A couple of years ago, John bought a bicycle for my Mother’s Day gift. I rediscovered how much I enjoyed riding a bike as a little girl; but then winter came and I put the bike away. All last year I didn’t bring it out again, until about the middle of August of this year.
As I have been riding it, I’ve realized how out of shape I really am. Even the smallest hills were hard to ride up and my muscles screamed in protest at the work I was putting them through.
Eventually I’m finding the little hills are much easier to ride up and on the down slope, I am reminded how much I loved riding the bike as a girl. I still don’t wear a helmet.

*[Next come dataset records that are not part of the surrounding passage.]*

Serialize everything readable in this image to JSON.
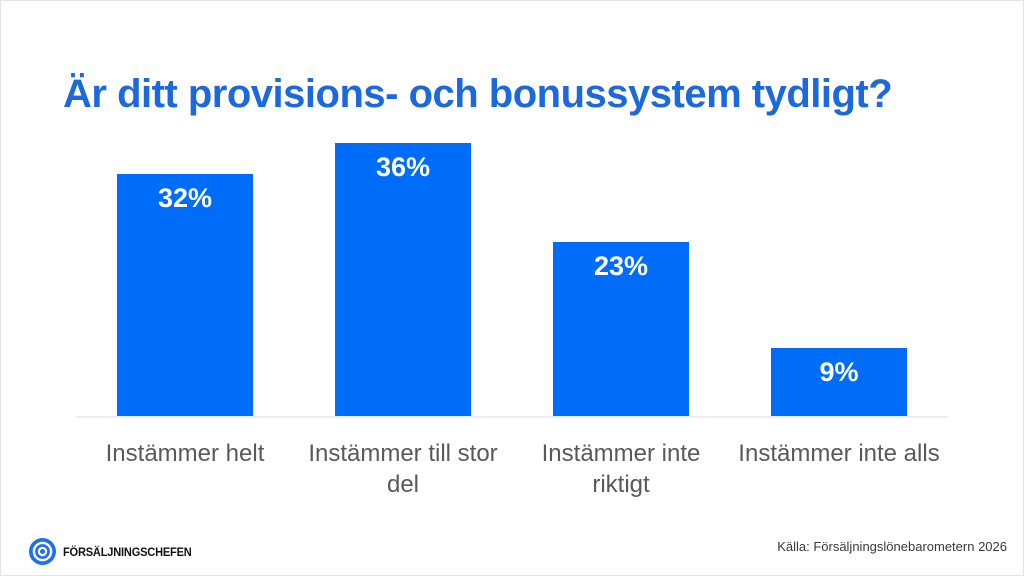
{
  "slide": {
    "title": "Är ditt provisions- och bonussystem tydligt?",
    "footer": {
      "brand": "FÖRSÄLJNINGSCHEFEN",
      "source": "Källa: Försäljningslönebarometern 2026"
    }
  },
  "colors": {
    "title": "#1c69dd",
    "bar": "#006cfa",
    "value_label": "#ffffff",
    "category_label": "#595959",
    "axis_line": "#ececec",
    "logo_blue": "#1f6ff0",
    "background": "#ffffff"
  },
  "chart_data": {
    "type": "bar",
    "title": "Är ditt provisions- och bonussystem tydligt?",
    "categories": [
      "Instämmer helt",
      "Instämmer till stor del",
      "Instämmer inte riktigt",
      "Instämmer inte alls"
    ],
    "values": [
      32,
      36,
      23,
      9
    ],
    "data_labels": [
      "32%",
      "36%",
      "23%",
      "9%"
    ],
    "unit": "%",
    "xlabel": "",
    "ylabel": "",
    "ylim": [
      0,
      37.5
    ],
    "grid": false,
    "legend": false,
    "data_label_position": "inside-end",
    "bar_color": "#006cfa"
  }
}
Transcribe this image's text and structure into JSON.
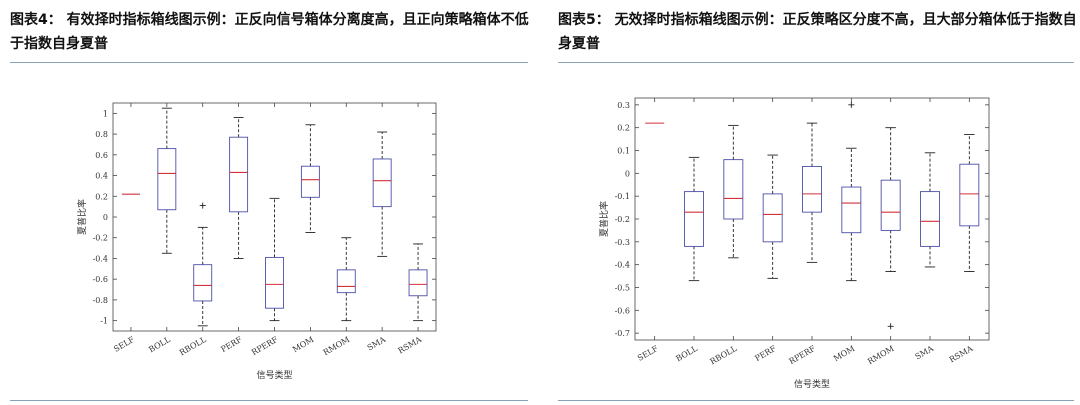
{
  "figures": [
    {
      "caption": "图表4： 有效择时指标箱线图示例：正反向信号箱体分离度高，且正向策略箱体不低于指数自身夏普"
    },
    {
      "caption": "图表5： 无效择时指标箱线图示例：正反策略区分度不高，且大部分箱体低于指数自身夏普"
    }
  ],
  "chart_data": [
    {
      "type": "box",
      "xlabel": "信号类型",
      "ylabel": "夏普比率",
      "ylim": [
        -1.1,
        1.1
      ],
      "yticks": [
        1,
        0.8,
        0.6,
        0.4,
        0.2,
        0,
        -0.2,
        -0.4,
        -0.6,
        -0.8,
        -1
      ],
      "categories": [
        "SELF",
        "BOLL",
        "RBOLL",
        "PERF",
        "RPERF",
        "MOM",
        "RMOM",
        "SMA",
        "RSMA"
      ],
      "boxes": [
        {
          "name": "SELF",
          "line": 0.22
        },
        {
          "name": "BOLL",
          "min": -0.35,
          "q1": 0.07,
          "median": 0.42,
          "q3": 0.66,
          "max": 1.05
        },
        {
          "name": "RBOLL",
          "min": -1.05,
          "q1": -0.81,
          "median": -0.66,
          "q3": -0.46,
          "max": -0.1,
          "outliers": [
            0.11
          ]
        },
        {
          "name": "PERF",
          "min": -0.4,
          "q1": 0.05,
          "median": 0.43,
          "q3": 0.77,
          "max": 0.96
        },
        {
          "name": "RPERF",
          "min": -1.0,
          "q1": -0.88,
          "median": -0.65,
          "q3": -0.39,
          "max": 0.18
        },
        {
          "name": "MOM",
          "min": -0.15,
          "q1": 0.19,
          "median": 0.36,
          "q3": 0.49,
          "max": 0.89
        },
        {
          "name": "RMOM",
          "min": -1.0,
          "q1": -0.73,
          "median": -0.67,
          "q3": -0.51,
          "max": -0.2
        },
        {
          "name": "SMA",
          "min": -0.38,
          "q1": 0.1,
          "median": 0.35,
          "q3": 0.56,
          "max": 0.82
        },
        {
          "name": "RSMA",
          "min": -1.0,
          "q1": -0.76,
          "median": -0.65,
          "q3": -0.51,
          "max": -0.26
        }
      ]
    },
    {
      "type": "box",
      "xlabel": "信号类型",
      "ylabel": "夏普比率",
      "ylim": [
        -0.73,
        0.33
      ],
      "yticks": [
        0.3,
        0.2,
        0.1,
        0,
        -0.1,
        -0.2,
        -0.3,
        -0.4,
        -0.5,
        -0.6,
        -0.7
      ],
      "categories": [
        "SELF",
        "BOLL",
        "RBOLL",
        "PERF",
        "RPERF",
        "MOM",
        "RMOM",
        "SMA",
        "RSMA"
      ],
      "boxes": [
        {
          "name": "SELF",
          "line": 0.22
        },
        {
          "name": "BOLL",
          "min": -0.47,
          "q1": -0.32,
          "median": -0.17,
          "q3": -0.08,
          "max": 0.07
        },
        {
          "name": "RBOLL",
          "min": -0.37,
          "q1": -0.2,
          "median": -0.11,
          "q3": 0.06,
          "max": 0.21
        },
        {
          "name": "PERF",
          "min": -0.46,
          "q1": -0.3,
          "median": -0.18,
          "q3": -0.09,
          "max": 0.08
        },
        {
          "name": "RPERF",
          "min": -0.39,
          "q1": -0.17,
          "median": -0.09,
          "q3": 0.03,
          "max": 0.22
        },
        {
          "name": "MOM",
          "min": -0.47,
          "q1": -0.26,
          "median": -0.13,
          "q3": -0.06,
          "max": 0.11,
          "outliers": [
            0.3
          ]
        },
        {
          "name": "RMOM",
          "min": -0.43,
          "q1": -0.25,
          "median": -0.17,
          "q3": -0.03,
          "max": 0.2,
          "outliers": [
            -0.67
          ]
        },
        {
          "name": "SMA",
          "min": -0.41,
          "q1": -0.32,
          "median": -0.21,
          "q3": -0.08,
          "max": 0.09
        },
        {
          "name": "RSMA",
          "min": -0.43,
          "q1": -0.23,
          "median": -0.09,
          "q3": 0.04,
          "max": 0.17
        }
      ]
    }
  ]
}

It’s a funny thing, but the hills have actually helped strengthen me. As I have had to tackle these little hills every time I ride my bike, my body does it a little more easily than the time before. My limbs get stronger and so does my heart and lungs.
If I resign myself to a life of sitting in front of the computer or watching television, I grow weaker. So am I right in believing that ease and comfort makes us weak, struggling and working makes us strong?
The Bible talks much about suffering and struggling. There’s nothing easy about living a life based on the Bible as Supreme Authority of our lives. Ask David when he stood before Goliath who promised to feed David to the birds, ask Elijah when he ran away from Jezebel, ask the three friends of Daniel who were about to be thrown in the fire because they wouldn’t bow to Nebuchadnezzar, ask Jesus as his hands and feet were nailed onto the cross and he was lifted up.
No, there’s nothing easy about living the Christian life if one truly lives for Jesus. But there’s a benefit to living a life based on the Bible that living a life of comfort doesn’t give. When a person obeys God’s Word that person might have to suffer, but that person will become stronger for it.
Paul talked about this in 2 Corinthians 12:7-11. He said that he asked the Lord to make his life easier by taking away his “thorn in the flesh”. We don’t know what that was, but we do know the Lord answered that the thorn was to stay. By being weak Paul was told that God’s strength would show what He would do with a weak man.
Later Paul was to suffer through other hardships such as stoning, shipwrecks and jail time in a dark, damp disease infested cell.
Knowing some of the things that happened to the heroes of the faith, both in the Bible and throughout history (and some died horrible deaths, as recorded in Fox’s Book of Martyrs) and knowing that the Bible teaches that we’re blessed when we’re persecuted for His sake, should we ask for a comfortable and easy life? Could it be that a life of ease is really a curse and a life of hardship is a blessed life? It's what Jesus taught and exemplified.